Q. Looking back what advice would you give yourself knowing your child has just been diagnosed with a disability?

A. Research, Research, Research. Understand the disability and particularly how this affects your child. This allowed me to understand specifically what the health professionals were talking about and look at ways how I can help. Trust your instincts, if something doesn’t feel right, explore and if appropriate act on it. Also if something feels right, explore and if appropriate act on it. The important thing is not to ignore it. Allow your child to gain a range of experiences, some may seem impossible, yet there is always a way with some flexibility. Dana attended ballet classes, although she walked with sticks and was unable to run around, she thoroughly enjoyed being part of the class and being dressed in the full ballet outfit. Sometimes the smaller things make the biggest difference. Know at times you will feel down, that’s ok, acknowledge this and know it’s also ok to ask for help. Your child is unique and there is no one like them in this world, do not compare your child with others.


Q. What prompted you to consider this treatment and why the USA?

A. We had searched for treatments throughout Dana’s life which would help with the disability and ultimately enable her to walk. The fact was until the spasticity is reduced or removed, the body will deteriorate. Ironically we only found out how much spasticity has no benefit to the body in 2011. Selective Dorsal Rhizotomy (SDR) was made aware to us through a friend who’s child underwent the operation. From the moment we knew the benefits, we knew it was the only real choice we had left to us and we owed Dana a last chance to make a difference to her life. SDR had been a procedure that had been refined in the USA over 25 years and they had over 2000 patients with 100% of treatments being successful in reducing the spasticity. The operation itself had major risks such as paralysis, spinal leak and incontinence, so we knew that we wanted the best to carry out the procedure, and the best was Dr T S Park, Chief Neurosurgeon at the St Louis Children’s Hospital, Missouri, USA.

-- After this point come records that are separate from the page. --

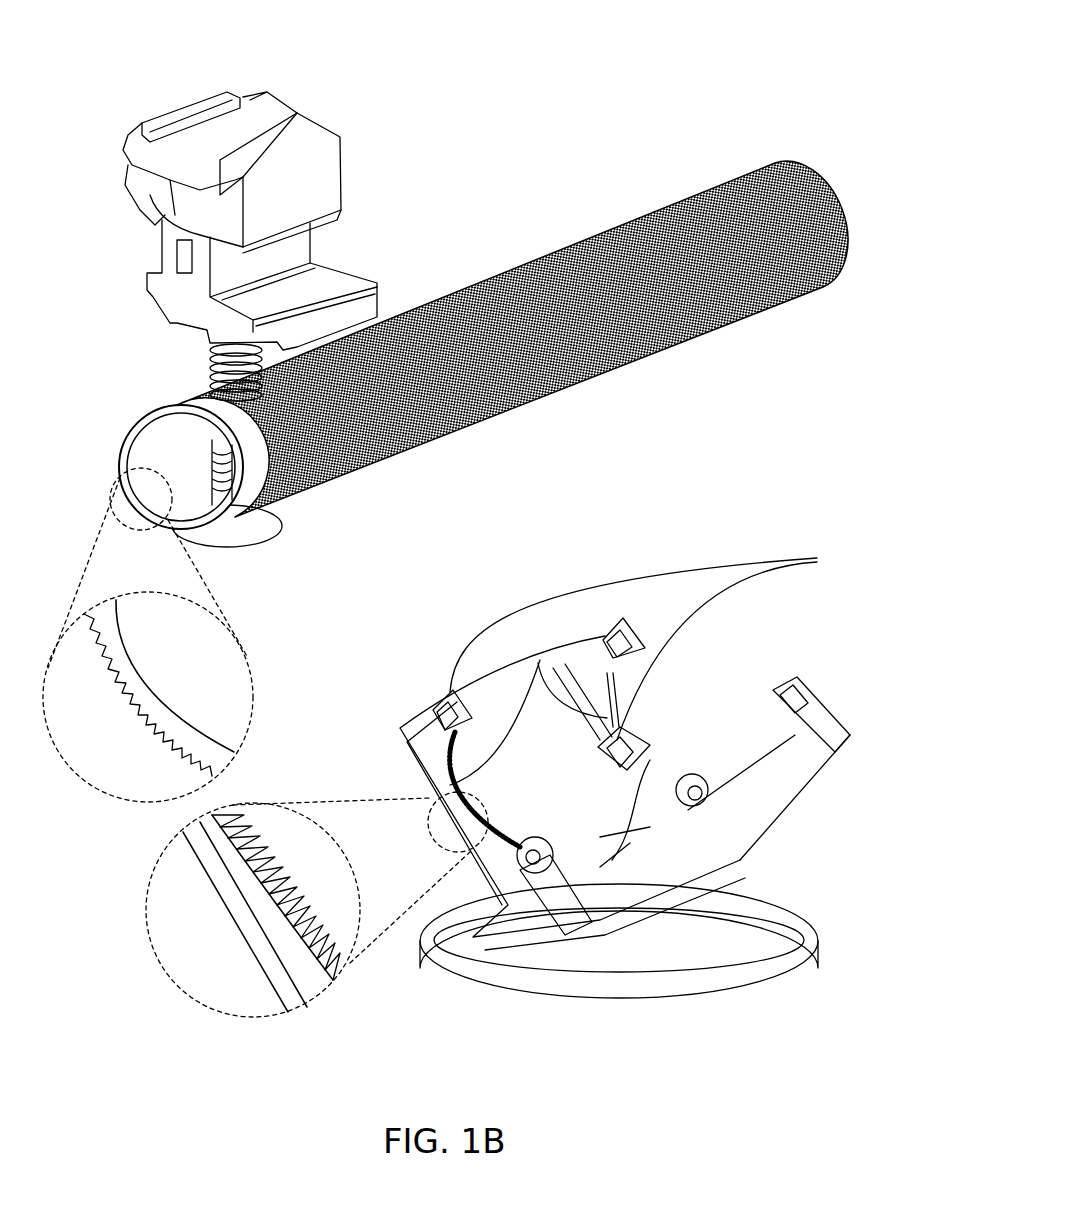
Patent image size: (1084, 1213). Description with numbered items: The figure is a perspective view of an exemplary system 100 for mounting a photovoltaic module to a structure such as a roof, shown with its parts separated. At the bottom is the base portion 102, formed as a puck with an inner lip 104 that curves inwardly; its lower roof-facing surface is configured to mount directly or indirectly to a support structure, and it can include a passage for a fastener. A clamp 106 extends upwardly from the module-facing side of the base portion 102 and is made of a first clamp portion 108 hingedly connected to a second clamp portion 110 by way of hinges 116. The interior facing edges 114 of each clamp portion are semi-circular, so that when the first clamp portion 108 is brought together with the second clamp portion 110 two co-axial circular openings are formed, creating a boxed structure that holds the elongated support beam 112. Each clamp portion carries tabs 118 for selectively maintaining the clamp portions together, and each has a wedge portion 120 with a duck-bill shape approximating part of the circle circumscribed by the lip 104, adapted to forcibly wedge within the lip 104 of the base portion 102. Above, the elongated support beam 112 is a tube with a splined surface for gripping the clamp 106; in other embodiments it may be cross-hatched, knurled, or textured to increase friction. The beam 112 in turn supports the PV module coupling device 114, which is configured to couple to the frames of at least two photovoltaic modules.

The system 100 is at (517, 28).
The base portion 102 is at (627, 956).
The inner lip 104 is at (767, 905).
The clamp 106 is at (598, 799).
The first clamp portion 108 is at (408, 760).
The second clamp portion 110 is at (780, 802).
The elongated support beam 112 is at (748, 168).
The PV module coupling device 114 is at (370, 146).
The hinges 116 is at (698, 777).
The tabs 118 is at (788, 683).
The wedge portion 120 is at (725, 905).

Q. If you had 1 million pounds what would you do with it?

A. If I had 1 million pounds, I would help other children go through the treatment and achieve their dreams. Unfortunately, even though the SDR procedure is being carried out in the UK, families are struggling to get the funding. I don’t want other families to have their child’s lives limited. I’ve seen some amazing results where children are now able to run and dance since the operation. You can’t put money on that joy.

Q. What do you want Dana to have achieved in a year from now?

A. I would like to see Dana increase in confidence the way she has already since the operation. I’d like to see her confident in her ability and become the independent young woman she deserves to be.